By: Sean Fleming
These are my boots. Two years ago on a snowy morning in January I drove up I-94 to the Fergus Falls DNR office to sign some paperwork and begin my first term in the Conservation Corps as a crew leader. I met the other three leaders I would be working with, and we packed our belongings into a giant white truck and traveled to Camp Friendship for orientation. They gave us our boots, and that week I used them to tromp through snow and slide across a lake playing broom-ball late into the night.
These boots tripped over buckthorn stumps while we waited for our crew members. When the crew members arrived, these boots trampled through a burned forest looking for smoldering peat. These boots marched ahead of dripping flames of diesel while a prairie fire thundered behind them. They've been to North Dakota twice. With their soles, I finished miles of the North Country Trail, scrubbing away at the Pulaski gouges. They've been to New Jersey and stood in salt water in the wake of Hurricane Sandy. They've been covered in sheet-rock dust and cracked asbestos. These boots have been on fifteen rivers. When the water was too shallow for a canoe to pass, I went home with soaked feet and tried my best to dry the boots out with a campfire at night.

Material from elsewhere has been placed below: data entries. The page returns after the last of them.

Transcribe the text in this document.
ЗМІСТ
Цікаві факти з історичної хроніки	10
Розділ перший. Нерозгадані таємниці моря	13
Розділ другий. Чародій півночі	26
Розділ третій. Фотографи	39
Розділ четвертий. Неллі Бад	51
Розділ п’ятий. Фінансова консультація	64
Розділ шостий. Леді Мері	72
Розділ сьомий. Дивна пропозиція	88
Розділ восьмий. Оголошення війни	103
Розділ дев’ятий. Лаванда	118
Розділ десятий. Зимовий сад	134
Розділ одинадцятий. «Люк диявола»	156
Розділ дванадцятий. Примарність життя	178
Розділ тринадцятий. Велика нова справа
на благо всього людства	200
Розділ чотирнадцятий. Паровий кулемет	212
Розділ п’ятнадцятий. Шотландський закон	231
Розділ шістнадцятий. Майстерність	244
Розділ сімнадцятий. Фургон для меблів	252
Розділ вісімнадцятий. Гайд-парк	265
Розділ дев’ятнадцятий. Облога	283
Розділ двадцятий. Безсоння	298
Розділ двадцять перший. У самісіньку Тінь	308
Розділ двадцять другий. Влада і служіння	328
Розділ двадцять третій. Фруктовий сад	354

For two years, almost every day, I have woken up at six, cooked some eggs, packed a lunch and laced these boots onto my feet before heading off to work. At night I've come home, collapsed in a chair and slowly unlaced these boots, while I unwind, too tired to even remember the day.
Sometimes I imagine there is a place far out in a bog where I cut a stray buckthorn, or to go to the bathroom. I imagine I left a boot-print in the mud that solidifies. I imagine centuries from now some other human, or some other creature discovers that boot print and wonders what it was we were doing? What did they care about out there in the forest? What was it they loved?
These boots are just husks of leather, soaked with gasoline, bar oil, and herbicide, and held together with frayed stitches. Their pathetic condition is my pride. I'll continue to use them for work. I'll cut trees; I'll farm; I'll hike, and hunt, climb. When they fall apart, or when the soles on them have worn flat, I'll bury them beside a trail somewhere and let the earth have them back.